Les Onze Mille Verges, conte merveilleux et licencieux... à bien des égards moral !

"Les Onze Mille Verges", Maison de la Poésie, Paris

Écrit en 1907 (alors qu'il a 27 ans), publié en 1970 (par Régine Desforges), présenté pour la première fois sur scène en 2012 par Godefroy Ségal, le texte de Guillaume Apollinaire, "Les Onze Mille Verges", a une réputation sulfureuse.



© Cie In Cauda.
© Cie In Cauda.
Il est vrai que le récit de la vie sexuelle du prince roumain Vibescu est sans équivoque. Le vocabulaire tout autant (vous avez dit vit baise cul ?). "Les Onze Mille Verges" mêle tous les ingrédients du feuilleton, du fait divers et ce à un niveau rarement atteint de verdeur et de crudité exhibées.
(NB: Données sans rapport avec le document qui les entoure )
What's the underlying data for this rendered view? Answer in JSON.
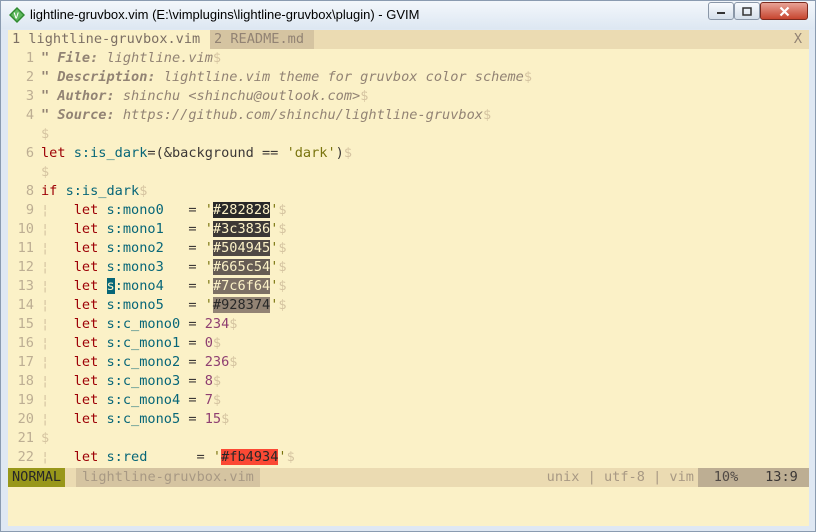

Dans cette version scénique le metteur en scène a choisi de faire jouer tous les rôles par quatre jeunes femmes. Il y a le moustachu performeur sexuel surentraîné jamais assouvi (car du côté de la barbe est la toute puissance), les filles de joie goulues et enragées et un conteur qui relate les épisodes frénétiques qui se déroulent sous les yeux des spectateurs. Tous les poncifs de la pornographie.
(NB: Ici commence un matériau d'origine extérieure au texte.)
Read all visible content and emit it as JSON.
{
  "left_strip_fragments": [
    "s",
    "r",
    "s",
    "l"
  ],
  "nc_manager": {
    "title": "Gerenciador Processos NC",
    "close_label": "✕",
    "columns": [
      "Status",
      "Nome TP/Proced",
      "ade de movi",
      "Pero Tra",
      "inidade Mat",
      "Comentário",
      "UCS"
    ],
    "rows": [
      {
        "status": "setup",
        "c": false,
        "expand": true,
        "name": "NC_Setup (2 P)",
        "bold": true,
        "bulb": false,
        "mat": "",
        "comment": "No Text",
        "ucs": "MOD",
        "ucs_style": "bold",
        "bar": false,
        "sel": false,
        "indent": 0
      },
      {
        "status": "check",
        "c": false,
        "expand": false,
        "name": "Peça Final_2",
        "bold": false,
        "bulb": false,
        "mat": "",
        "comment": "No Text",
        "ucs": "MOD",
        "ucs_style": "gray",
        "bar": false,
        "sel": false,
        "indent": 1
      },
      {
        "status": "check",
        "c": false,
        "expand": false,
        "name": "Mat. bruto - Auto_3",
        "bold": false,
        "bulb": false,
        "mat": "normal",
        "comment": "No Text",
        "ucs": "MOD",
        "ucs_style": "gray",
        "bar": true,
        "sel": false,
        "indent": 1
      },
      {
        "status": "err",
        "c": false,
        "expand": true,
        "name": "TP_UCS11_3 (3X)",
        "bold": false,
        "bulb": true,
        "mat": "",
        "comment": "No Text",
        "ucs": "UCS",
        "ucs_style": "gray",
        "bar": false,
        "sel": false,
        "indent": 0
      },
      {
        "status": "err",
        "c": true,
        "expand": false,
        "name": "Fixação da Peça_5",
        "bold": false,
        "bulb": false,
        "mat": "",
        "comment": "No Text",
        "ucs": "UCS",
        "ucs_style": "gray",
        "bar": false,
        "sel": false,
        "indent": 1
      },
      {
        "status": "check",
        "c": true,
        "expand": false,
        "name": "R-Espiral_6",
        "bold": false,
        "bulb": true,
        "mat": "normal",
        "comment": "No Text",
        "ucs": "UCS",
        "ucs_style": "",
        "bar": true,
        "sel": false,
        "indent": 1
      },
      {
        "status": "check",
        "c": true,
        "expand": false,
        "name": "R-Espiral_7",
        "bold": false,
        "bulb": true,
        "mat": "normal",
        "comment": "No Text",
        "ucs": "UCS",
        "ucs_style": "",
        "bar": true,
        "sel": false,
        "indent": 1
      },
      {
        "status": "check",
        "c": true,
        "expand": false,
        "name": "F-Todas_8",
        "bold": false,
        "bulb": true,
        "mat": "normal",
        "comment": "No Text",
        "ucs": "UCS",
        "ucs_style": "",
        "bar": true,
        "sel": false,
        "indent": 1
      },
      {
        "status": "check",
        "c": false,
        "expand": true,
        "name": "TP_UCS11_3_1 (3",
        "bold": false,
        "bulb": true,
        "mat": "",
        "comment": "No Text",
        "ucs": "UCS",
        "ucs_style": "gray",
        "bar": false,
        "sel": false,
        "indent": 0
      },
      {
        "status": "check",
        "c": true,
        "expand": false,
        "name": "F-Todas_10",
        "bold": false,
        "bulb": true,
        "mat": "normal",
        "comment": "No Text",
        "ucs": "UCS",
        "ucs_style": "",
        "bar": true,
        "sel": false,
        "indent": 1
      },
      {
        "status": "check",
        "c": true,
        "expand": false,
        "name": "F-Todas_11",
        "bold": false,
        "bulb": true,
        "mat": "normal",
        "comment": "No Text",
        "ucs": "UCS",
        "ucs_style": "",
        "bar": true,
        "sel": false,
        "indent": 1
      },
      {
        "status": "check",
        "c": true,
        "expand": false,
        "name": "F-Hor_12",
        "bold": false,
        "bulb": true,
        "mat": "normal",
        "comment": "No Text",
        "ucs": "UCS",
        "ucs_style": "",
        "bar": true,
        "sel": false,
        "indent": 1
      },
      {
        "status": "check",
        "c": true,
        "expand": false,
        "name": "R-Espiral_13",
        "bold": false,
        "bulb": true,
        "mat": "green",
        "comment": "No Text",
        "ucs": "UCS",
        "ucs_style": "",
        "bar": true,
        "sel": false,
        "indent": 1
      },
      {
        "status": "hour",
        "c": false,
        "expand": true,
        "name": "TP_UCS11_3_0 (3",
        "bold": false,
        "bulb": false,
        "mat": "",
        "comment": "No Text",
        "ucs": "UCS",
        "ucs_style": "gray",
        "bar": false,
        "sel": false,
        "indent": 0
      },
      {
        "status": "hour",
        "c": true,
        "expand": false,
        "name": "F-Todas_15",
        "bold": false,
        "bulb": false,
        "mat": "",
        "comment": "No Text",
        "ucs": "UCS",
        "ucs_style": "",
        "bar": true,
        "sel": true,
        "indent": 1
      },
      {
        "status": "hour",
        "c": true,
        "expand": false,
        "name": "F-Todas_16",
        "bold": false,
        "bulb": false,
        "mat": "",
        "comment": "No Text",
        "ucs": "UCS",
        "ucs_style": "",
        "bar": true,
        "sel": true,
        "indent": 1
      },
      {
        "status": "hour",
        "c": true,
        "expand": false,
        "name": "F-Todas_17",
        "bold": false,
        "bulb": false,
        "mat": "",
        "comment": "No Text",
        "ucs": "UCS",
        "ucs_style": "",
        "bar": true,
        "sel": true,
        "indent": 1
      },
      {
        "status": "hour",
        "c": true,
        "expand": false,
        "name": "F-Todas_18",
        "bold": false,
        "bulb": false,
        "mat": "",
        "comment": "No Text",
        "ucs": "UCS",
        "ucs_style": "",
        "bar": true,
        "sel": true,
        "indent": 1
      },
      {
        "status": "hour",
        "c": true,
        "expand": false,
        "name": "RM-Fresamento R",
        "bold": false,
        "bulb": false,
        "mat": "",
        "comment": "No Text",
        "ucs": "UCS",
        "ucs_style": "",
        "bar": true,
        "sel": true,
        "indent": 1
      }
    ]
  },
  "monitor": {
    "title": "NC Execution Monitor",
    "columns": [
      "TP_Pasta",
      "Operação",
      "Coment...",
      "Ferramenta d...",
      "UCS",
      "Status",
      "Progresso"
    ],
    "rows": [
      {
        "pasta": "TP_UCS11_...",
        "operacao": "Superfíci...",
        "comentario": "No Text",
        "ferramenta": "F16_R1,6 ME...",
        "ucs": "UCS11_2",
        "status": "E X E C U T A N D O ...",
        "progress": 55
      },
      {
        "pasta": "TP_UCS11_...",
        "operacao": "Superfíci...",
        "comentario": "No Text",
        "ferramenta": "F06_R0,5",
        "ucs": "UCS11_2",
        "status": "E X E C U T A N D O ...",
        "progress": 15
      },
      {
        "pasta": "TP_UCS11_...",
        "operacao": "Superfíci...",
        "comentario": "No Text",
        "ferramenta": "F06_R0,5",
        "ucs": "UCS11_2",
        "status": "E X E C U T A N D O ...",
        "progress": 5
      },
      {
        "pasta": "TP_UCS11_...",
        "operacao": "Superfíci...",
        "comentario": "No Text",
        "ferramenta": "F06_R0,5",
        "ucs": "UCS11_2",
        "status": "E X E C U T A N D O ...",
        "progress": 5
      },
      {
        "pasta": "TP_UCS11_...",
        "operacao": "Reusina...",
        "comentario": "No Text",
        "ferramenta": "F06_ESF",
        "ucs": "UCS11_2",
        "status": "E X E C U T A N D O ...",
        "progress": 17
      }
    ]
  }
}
Les postures en mimodrame sont explicites, démesurées et mécaniques. Enchaînées à un rythme endiablé, elles produisent un effet comique dévastateur. Le lit comme centre du monde et du fait divers. À partir de ce tréteau qui est posé ostensiblement en scène primitive, la forme théâtrale s’impose avec son contrepied le rire, et contrebat efficacement les canons d’une théâtralité fascinatoire et esthétisante que les plasticiens utilisent d’ordinaire.*

© Cie In Cauda.
© Cie In Cauda.
L’œuvre est ainsi révélée dans toute sa force. Elle est celle d’une extraordinaire parodie du journal de faits divers tenu par un échotier particulièrement pipelette (peoplette ?). Apollinaire présente, dans "Les Onze Mille Verges", comme une inversion zutiste des usages pervers du récit et des fantasmes, et propose un roman photo, un théâtre joyeux sur le sexe et pour le coup réellement jubilatoire.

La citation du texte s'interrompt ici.